Constatation de faits

[30] Les demanderesses allèguent qu’elles ont contacté le Centre des ventes de la défenderesse pour expliquer que le nouvel horaire de vol ne leur convenait pas et qu’elles ont demandé à obtenir un autre vol, mais que la défenderesse ne leur en a pas proposé. De son côté, la défenderesse ne conteste pas cette affirmation; elle mentionne plutôt que les notes au dossier ne contiennent pas d’information à propos de cette conversation.

[31] L’Office conclut donc que les demanderesses ont informé la défenderesse du fait que le nouvel horaire ne leur convenait pas et qu’elles ont tenté d’obtenir un autre vol.

ANALYSE ET DÉTERMINATIONS

[32] Le fardeau de la preuve repose sur le demandeur, qui doit établir, selon la prépondérance des probabilités, que le transporteur n’a pas appliqué correctement les conditions de transport énoncées dans son tarif.

[33] La règle 21(2.)(C)(i) du tarif énonce que lorsqu’un passager est affecté par une perturbation d’horaire, le transporteur doit prendre en compte toutes les circonstances de sa situation telle qu’il les connaît lorsqu’il tente de trouver une alternative permettant d’acheminer le passager à sa destination.

[34] Le transporteur doit alors offrir la possibilité d’accepter un ou plusieurs des choix suivants :

  • Le transport vers la destination visée par le passager dans un délai raisonnable, sans frais supplémentaires;
  • Le transport de retour au point d’origine du passager dans un délai raisonnable, sans frais supplémentaires;
  • Lorsqu’aucune option de transport raisonnable n’est disponible, un remboursement ou un crédit d’un montant équivalent au prix payé par le passager, à la discrétion du passager.

[35] La règle 21(2.)(C)(ii) du tarif prévoit que, au moment de déterminer le service de transport qui sera offert, le transporteur prendra en considération :

  • les services de transport disponibles, incluant les services intercompagnies, les partages de codes, les services de partenaires affiliés et, si nécessaire, ceux d’autres transporteurs non affiliés;
  • les circonstances de la situation du passager, dont le transporteur a connaissance, incluant tout facteur qui aurait un impact sur l’importance de l’heure d’arrivée à destination.

[36] La règle 21(2.)(C)(iii) énonce en outre qu’après avoir considéré toutes les circonstances connues, le transporteur doit prendre toutes les mesures qui peuvent être raisonnablement requises afin d’éviter ou d’atténuer les dommages causés par la perturbation d’horaire.

[37] La défenderesse n’a pas expliqué avoir considéré les circonstances particulières des demanderesses, soit que le nouvel horaire de vol proposé ne convenait pas, ni tenté de trouver une alternative. Plutôt, elle a affirmé qu’elle n’était nullement tenue de réacheminer les demanderesses. Bien qu’il demeure incertain que des alternatives convenables auraient pu être proposées aux demanderesses, la règle 21(2.)(C)(ii) énonce que le transporteur doit rembourser ou offrir un crédit aux passagers lorsqu’aucune option de transport raisonnable n’est disponible.

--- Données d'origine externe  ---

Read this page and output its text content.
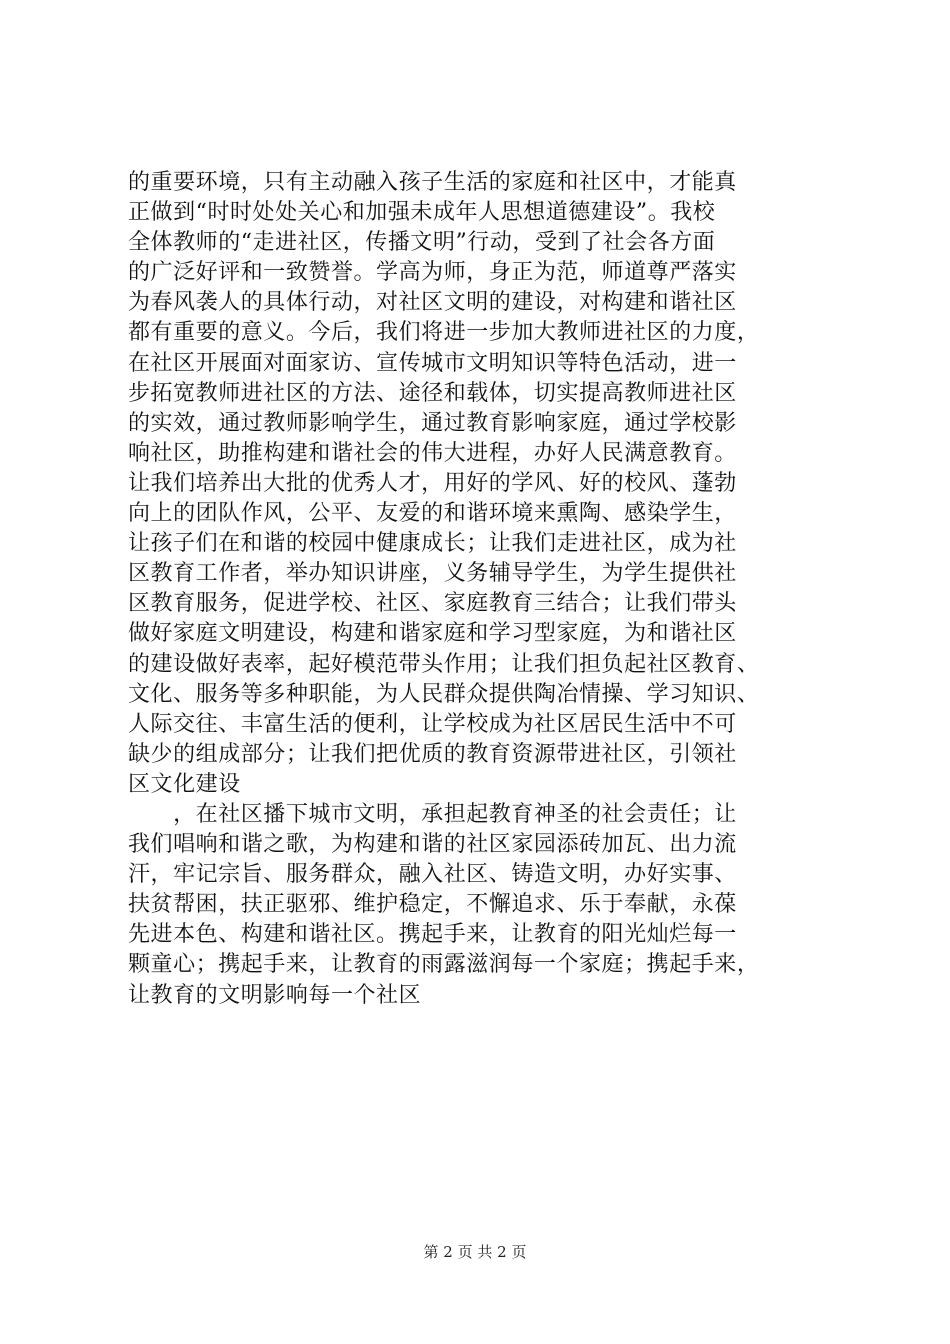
的重要环境，只有主动融入孩子生活的家庭和社区中，才能真
正做到“时时处处关心和加强未成年人思想道德建设”。我校
全体教师的“走进社区，传播文明”行动，受到了社会各方面
的广泛好评和一致赞誉。学高为师，身正为范，师道尊严落实
为春风袭人的具体行动，对社区文明的建设，对构建和谐社区
都有重要的意义。今后，我们将进一步加大教师进社区的力度，
在社区开展面对面家访、宣传城市文明知识等特色活动，进一
步拓宽教师进社区的方法、途径和载体，切实提高教师进社区
的实效，通过教师影响学生，通过教育影响家庭，通过学校影
响社区，助推构建和谐社会的伟大进程，办好人民满意教育。
让我们培养出大批的优秀人才，用好的学风、好的校风、蓬勃
向上的团队作风，公平、友爱的和谐环境来熏陶、感染学生，
让孩子们在和谐的校园中健康成长；让我们走进社区，成为社
区教育工作者，举办知识讲座，义务辅导学生，为学生提供社
区教育服务，促进学校、社区、家庭教育三结合；让我们带头
做好家庭文明建设，构建和谐家庭和学习型家庭，为和谐社区
的建设做好表率，起好模范带头作用；让我们担负起社区教育、
文化、服务等多种职能，为人民群众提供陶冶情操、学习知识、
人际交往、丰富生活的便利，让学校成为社区居民生活中不可
缺少的组成部分；让我们把优质的教育资源带进社区，引领社
区文化建设
　　，在社区播下城市文明，承担起教育神圣的社会责任；让
我们唱响和谐之歌，为构建和谐的社区家园添砖加瓦、出力流
汗，牢记宗旨、服务群众，融入社区、铸造文明，办好实事、
扶贫帮困，扶正驱邪、维护稳定，不懈追求、乐于奉献，永葆
先进本色、构建和谐社区。携起手来，让教育的阳光灿烂每一
颗童心；携起手来，让教育的雨露滋润每一个家庭；携起手来，
让教育的文明影响每一个社区
第 2 页 共 2 页
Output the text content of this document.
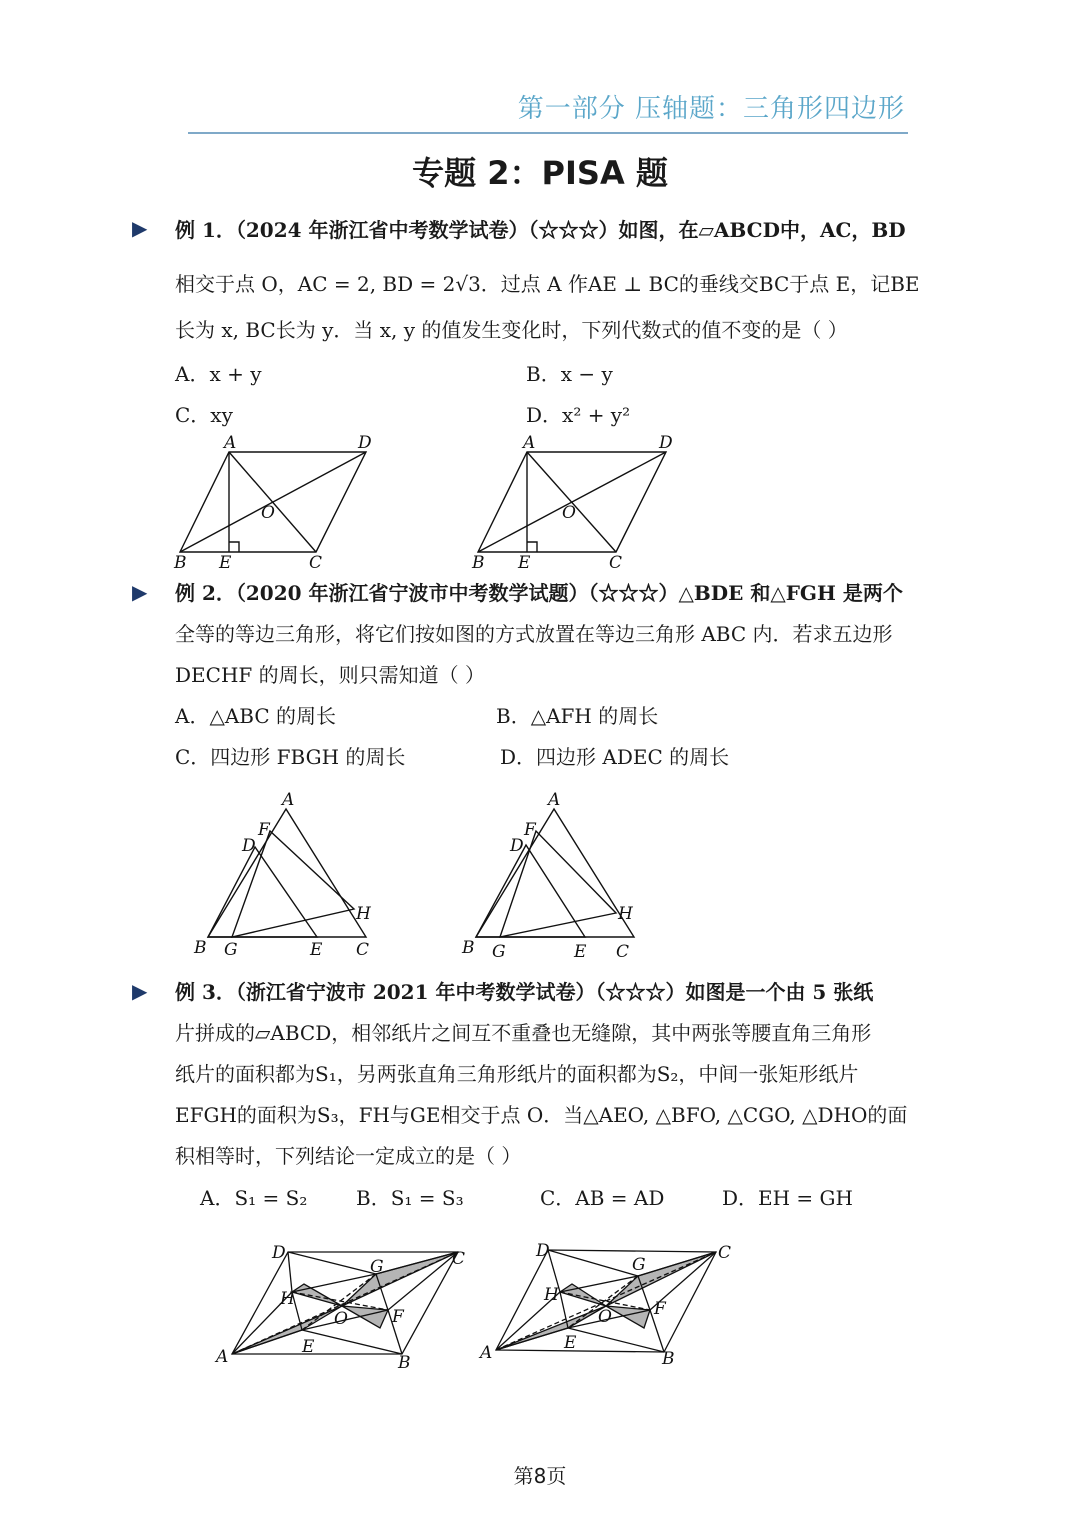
第一部分 压轴题：三角形四边形
专题 2：PISA 题
▶ 例 1．（2024 年浙江省中考数学试卷）（☆☆☆）如图，在▱ABCD中，AC，BD
相交于点 O，AC = 2, BD = 2√3．过点 A 作AE ⊥ BC的垂线交BC于点 E，记BE
长为 x, BC长为 y．当 x, y 的值发生变化时，下列代数式的值不变的是（ ）
A．x + y	B．x − y
C．xy	D．x² + y²
A	D
O
B E	C
A	D
O
B E	C
▶ 例 2．（2020 年浙江省宁波市中考数学试题）（☆☆☆）△BDE 和△FGH 是两个
全等的等边三角形，将它们按如图的方式放置在等边三角形 ABC 内．若求五边形
DECHF 的周长，则只需知道（ ）
A．△ABC 的周长	B．△AFH 的周长
C．四边形 FBGH 的周长	D．四边形 ADEC 的周长
A
F
D
H
B G	E C
A
F
D
H
B G	E C
▶ 例 3．（浙江省宁波市 2021 年中考数学试卷）（☆☆☆）如图是一个由 5 张纸
片拼成的▱ABCD，相邻纸片之间互不重叠也无缝隙，其中两张等腰直角三角形
纸片的面积都为S₁，另两张直角三角形纸片的面积都为S₂，中间一张矩形纸片
EFGH的面积为S₃，FH与GE相交于点 O．当△AEO, △BFO, △CGO, △DHO的面
积相等时，下列结论一定成立的是（ ）
A．S₁ = S₂ B．S₁ = S₃	C．AB = AD	D．EH = GH
A	B
C
D
E
F
G
H
O
A	B
C
D
E
F
G
H
O
第8页
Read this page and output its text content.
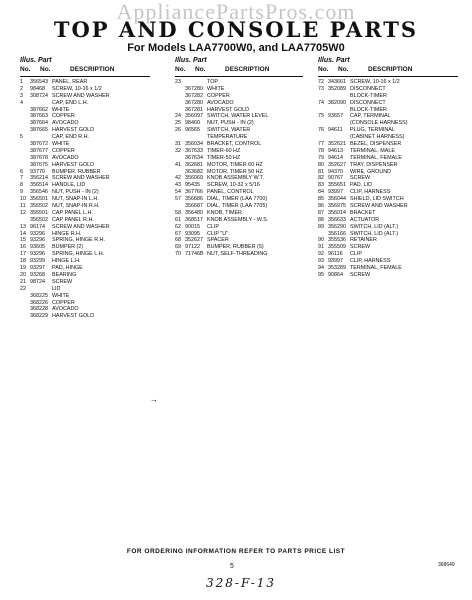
AppliancePartsPros.com
TOP AND CONSOLE PARTS
For Models LAA7700W0, and LAA7705W0
Illus. Part
No. No.	DESCRIPTION
1 356543 PANEL, REAR
2 98468 SCREW, 10-16 x 1/2
3 308724 SCREW AND WASHER
4	CAP, END L.H.
387662 WHITE
387663 COPPER
387664 AVOCADO
387665 HARVEST GOLD
5	CAP, END R.H.
387672 WHITE
387677 COPPER
387678 AVOCADO
387675 HARVEST GOLD
6 93770 BUMPER, RUBBER
7 356214 SCREW AND WASHER
8 356514 HANDLE, LID
9 356546 NUT, PUSH - IN (2)
10 356501 NUT, SNAP-IN L.H.
11 356502 NUT, SNAP-IN R.H.
12 356501 CAP PANEL L.H.
356502 CAP PANEL R.H.
13 96174 SCREW AND WASHER
14 93296 HINGE R.H.
15 93296 SPRING, HINGE R.H.
16 93605 BUMPER (2)
17 93296 SPRING, HINGE L.H.
18 93299 HINGE L.H.
19 93297 PAD, HINGE
20 93268 BEARING
21 98724 SCREW
22	LID
368225 WHITE
368226 COPPER
368228 AVOCADO
368229 HARVEST GOLD
Illus. Part
No. No.	DESCRIPTION
23	TOP
367280 WHITE
367282 COPPER
367280 AVOCADO
367281 HARVEST GOLD
24 356097 SWITCH, WATER LEVEL
25 98460 NUT, PUSH - IN (2)
26 96565 SWITCH, WATER
TEMPERATURE
31 356034 BRACKET, CONTROL
32 367633 TIMER-60 HZ
367634 TIMER-50 HZ
41 362681 MOTOR, TIMER 60 HZ
363682 MOTOR, TIMER 50 HZ
42 356069 KNOB ASSEMBLY W.T.
43 95435 SCREW, 10-32 x 5/16
54 367766 PANEL, CONTROL
57 356686 DIAL, TIMER (LAA 7700)
356687 DIAL, TIMER (LAA 7705)
58 356480 KNOB, TIMER
61 368517 KNOB ASSEMBLY - W.S.
62 90015 CLIP
67 93095 CLIP "U"
68 352627 SPACER
69 97122 BUMPER, RUBBER (5)
70 71746B NUT, SELF-THREADING
Illus. Part
No. No.	DESCRIPTION
72 343661 SCREW, 10-16 x 1/2
73 352089 DISCONNECT
BLOCK-TIMER
74 382090 DISCONNECT
BLOCK-TIMER
75 93657 CAP, TERMINAL
(CONSOLE HARNESS)
76 94611 PLUG, TERMINAL
(CABINET HARNESS)
77 352621 BEZEL, DISPENSER
78 94613 TERMINAL, MALE
79 94614 TERMINAL, FEMALE
80 352627 TRAY, DISPENSER
81 94370 WIRE, GROUND
82 90767 SCREW
83 355651 PAD, LID
84 93997 CLIP, HARNESS
85 356044 SHIELD, LID SWITCH
86 356975 SCREW AND WASHER
87 356014 BRACKET
88 356633 ACTUATOR
89 356290 SWITCH, LID (ALT.)
356166 SWITCH, LID (ALT.)
90 355536 RETAINER
91 355509 SCREW
92 96116 CLIP
93 93997 CLIP, HARNESS
94 353289 TERMINAL, FEMALE
95 90864 SCREW
→
FOR ORDERING INFORMATION REFER TO PARTS PRICE LIST
5	368649
328-F-13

[38] De plus, la défenderesse a remboursé le prix des billets des demanderesses en déduisant une pénalité de 600 CAD.

[39] L’Office conclut que la défenderesse n’a donc pas correctement appliqué la règle 21(2.)(C) de son tarif. Par conséquent, en vertu de l’article 113.1 du RTA, les demanderesses ont droit à une indemnisation pour les dépenses qu’elles ont supportées en raison du défaut de la défenderesse d’appliquer correctement son tarif, soit le coût des billets de remplacement avec Air Canada.

[40] Puisque les billets de remplacement avec Air Canada ont coûté 2 467,92 CAD aux demanderesses et que la défenderesse leur a déjà remboursé 1 532,82 CAD, la défenderesse doit verser un montant de 935,10 CAD aux demanderesses.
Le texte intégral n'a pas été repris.